Es entstand ein Schweigen. Die Idee erschien ihnen bereits viel weniger verrückt. Vielleicht lag es an der abgestandenen Luft im Gebäude, dass Neal das Ganze plötzlich für durchaus machbar hielt. Während Nick der Gedanke, einmal sechs Wochen lang ohne große Verantwortung herumzureisen immer verlockender erschien. Keine Probleme, keine Sorge, nicht immer der gleiche Provinzmief. Verflixt, in Three Oaks brauchte man noch nicht einmal die Türen abzuschließen.

„Also gut, abgemacht“, schlug Nick ein.

1. KAPITEL

Lisa Hughes verließ mit einer Tasse Kaffee in der Hand die Veranda ihres Farmhauses. Noch lagen die langen Schatten des frühen Morgens auf dem Hof. Sie hoffte, dass das Koffein bald wirken würde.
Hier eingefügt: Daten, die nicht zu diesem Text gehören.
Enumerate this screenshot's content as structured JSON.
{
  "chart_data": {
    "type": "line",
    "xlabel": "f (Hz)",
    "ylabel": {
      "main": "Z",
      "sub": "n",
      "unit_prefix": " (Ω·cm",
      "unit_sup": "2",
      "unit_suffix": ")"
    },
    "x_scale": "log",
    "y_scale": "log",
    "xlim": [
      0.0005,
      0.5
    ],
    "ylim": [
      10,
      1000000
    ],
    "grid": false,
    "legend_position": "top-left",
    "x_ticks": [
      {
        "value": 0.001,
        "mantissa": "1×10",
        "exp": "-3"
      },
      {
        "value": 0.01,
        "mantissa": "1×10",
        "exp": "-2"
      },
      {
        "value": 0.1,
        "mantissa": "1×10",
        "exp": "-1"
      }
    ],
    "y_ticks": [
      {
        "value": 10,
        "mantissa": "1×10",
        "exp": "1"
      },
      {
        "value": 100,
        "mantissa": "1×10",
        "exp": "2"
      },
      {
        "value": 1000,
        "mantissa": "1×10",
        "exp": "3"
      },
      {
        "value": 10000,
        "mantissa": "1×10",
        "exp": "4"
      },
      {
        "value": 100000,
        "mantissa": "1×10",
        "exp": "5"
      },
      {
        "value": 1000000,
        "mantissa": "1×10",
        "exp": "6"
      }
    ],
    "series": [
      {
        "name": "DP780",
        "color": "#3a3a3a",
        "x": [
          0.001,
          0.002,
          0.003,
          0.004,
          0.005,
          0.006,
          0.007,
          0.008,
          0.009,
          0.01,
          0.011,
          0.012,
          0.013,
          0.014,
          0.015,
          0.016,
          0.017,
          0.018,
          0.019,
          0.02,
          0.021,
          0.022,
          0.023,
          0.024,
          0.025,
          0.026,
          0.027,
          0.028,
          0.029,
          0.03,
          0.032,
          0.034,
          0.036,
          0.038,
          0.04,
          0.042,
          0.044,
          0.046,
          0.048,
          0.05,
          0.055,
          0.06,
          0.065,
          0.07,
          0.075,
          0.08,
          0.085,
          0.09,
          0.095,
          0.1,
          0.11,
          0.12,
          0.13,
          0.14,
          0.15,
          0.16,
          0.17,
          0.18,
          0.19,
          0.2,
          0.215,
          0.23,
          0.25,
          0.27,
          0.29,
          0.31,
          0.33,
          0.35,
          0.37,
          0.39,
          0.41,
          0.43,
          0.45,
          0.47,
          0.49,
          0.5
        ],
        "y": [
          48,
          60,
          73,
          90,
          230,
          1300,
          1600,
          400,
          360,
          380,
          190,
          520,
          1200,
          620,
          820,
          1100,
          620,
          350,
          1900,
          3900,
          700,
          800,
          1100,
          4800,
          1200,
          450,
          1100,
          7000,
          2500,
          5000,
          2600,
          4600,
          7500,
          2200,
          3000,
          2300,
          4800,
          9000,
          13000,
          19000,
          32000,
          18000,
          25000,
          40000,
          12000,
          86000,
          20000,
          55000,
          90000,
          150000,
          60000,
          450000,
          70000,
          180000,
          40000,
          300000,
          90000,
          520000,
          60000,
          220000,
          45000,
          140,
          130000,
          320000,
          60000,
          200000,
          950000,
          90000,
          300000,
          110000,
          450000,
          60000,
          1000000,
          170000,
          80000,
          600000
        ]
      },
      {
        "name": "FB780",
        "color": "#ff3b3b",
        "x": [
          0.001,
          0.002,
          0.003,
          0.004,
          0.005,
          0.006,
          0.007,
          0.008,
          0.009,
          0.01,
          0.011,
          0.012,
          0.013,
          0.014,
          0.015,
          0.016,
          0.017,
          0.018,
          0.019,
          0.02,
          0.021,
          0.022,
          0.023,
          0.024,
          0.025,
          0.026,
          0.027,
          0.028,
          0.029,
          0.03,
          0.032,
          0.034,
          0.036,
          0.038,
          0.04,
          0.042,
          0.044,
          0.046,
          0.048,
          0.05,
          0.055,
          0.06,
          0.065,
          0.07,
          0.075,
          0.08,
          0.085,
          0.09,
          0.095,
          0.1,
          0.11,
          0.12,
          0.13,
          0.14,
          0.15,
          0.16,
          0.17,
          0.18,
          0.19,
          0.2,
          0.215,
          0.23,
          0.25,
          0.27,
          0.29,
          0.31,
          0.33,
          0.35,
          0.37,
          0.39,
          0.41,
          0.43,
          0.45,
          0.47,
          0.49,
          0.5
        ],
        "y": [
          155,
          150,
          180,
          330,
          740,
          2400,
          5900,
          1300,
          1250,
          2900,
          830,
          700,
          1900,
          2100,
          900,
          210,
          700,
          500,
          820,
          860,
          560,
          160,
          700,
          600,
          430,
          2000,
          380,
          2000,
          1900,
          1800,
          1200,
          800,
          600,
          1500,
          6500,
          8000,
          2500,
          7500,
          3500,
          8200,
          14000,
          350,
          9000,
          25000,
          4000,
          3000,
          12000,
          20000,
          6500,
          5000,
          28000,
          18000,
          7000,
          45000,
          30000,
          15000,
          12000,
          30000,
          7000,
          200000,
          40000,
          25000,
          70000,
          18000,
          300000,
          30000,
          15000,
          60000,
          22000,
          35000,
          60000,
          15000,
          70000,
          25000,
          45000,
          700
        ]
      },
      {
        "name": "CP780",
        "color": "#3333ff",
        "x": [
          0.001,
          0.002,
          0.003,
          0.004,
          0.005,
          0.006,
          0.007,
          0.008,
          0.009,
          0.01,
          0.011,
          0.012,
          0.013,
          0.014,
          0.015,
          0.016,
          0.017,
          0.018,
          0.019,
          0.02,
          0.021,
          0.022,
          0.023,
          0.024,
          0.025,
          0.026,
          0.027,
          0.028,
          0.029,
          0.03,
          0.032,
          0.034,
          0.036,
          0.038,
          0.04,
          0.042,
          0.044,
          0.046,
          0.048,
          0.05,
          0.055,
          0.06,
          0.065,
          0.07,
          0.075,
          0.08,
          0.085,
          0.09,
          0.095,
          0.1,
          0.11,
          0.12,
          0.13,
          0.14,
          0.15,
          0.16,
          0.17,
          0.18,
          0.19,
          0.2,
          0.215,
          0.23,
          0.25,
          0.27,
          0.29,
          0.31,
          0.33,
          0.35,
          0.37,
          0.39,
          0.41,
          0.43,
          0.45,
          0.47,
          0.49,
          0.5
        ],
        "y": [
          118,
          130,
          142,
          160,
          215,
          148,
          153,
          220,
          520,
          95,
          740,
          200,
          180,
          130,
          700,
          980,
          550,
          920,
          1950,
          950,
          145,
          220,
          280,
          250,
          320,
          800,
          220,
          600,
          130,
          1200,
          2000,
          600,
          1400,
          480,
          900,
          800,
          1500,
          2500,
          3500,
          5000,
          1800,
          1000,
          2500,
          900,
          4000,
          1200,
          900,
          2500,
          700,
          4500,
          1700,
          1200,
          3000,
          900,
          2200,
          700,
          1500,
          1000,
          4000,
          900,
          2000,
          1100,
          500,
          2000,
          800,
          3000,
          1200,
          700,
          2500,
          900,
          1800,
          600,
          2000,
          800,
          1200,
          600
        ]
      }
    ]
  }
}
Ihre Hunde rannten bereits voller Energie auf die Stallungen zu, doch sie fühlte sich noch matt und benommen.

„Sieht aus, als wenn es schon wieder so heiß werden würde“, sagte Pucky. Der alte Pferdetrainer wischte sich den Schweiß von der Stirn, als er an Lisas Seite trat und mit ihr zu den Koppeln hinüberging. „Ich habe in der letzten Nacht kaum ein Auge zugemacht. Es war so heiß, dass einem sogar das Atmen schwerfiel.“

Lisa hatte letzte Nacht ebenfalls nicht schlafen können, allerdings hatte es nicht an der Hitze gelegen. Sie hatte die Tage gezählt, war in ihrem Kopf immer und immer wieder den Kalender durchgegangen und hatte auf den Morgen gewartet.

„Heute gibt es wieder keinen Regen.“ Pucky schaute zum Himmel hinauf, der immer noch strahlend blau war.

Lisa wollte ihm gerade zustimmen, als sie gen Westen schaute und die Stirn in Falten legte. „Es sieht fast so aus, als wenn Regenwolken aufkommen würden.“

Pucky schüttelte den Kopf. „Der Morgen hat nur die Nacht noch nicht ganz vertrieben.“

„Ja, wahrscheinlich hast du recht.“

„Habe ich das nicht immer?“

Lisa lächelte und trank einen Schluck Kaffee. Pucky Dolan war wie ein zweiter Vater zu ihr. Er hatte mehr als vierzig Jahre mit ihrem Vater gearbeitet und Hollywood-Pferde für Filmrollen trainiert. Ihre Mutter war bereits gestorben, als sie erst vier Jahre alt war, und Pucky hatte praktisch geholfen, sie aufzuziehen. Als Lisa dreizehn Jahre alt war, hatte ihr Vater schließlich die Pferdefarm gekauft und Pucky war als Freund und Vorarbeiter mitgekommen. Seit dem Tod ihres Vaters half er ihr, die Farm zu leiten.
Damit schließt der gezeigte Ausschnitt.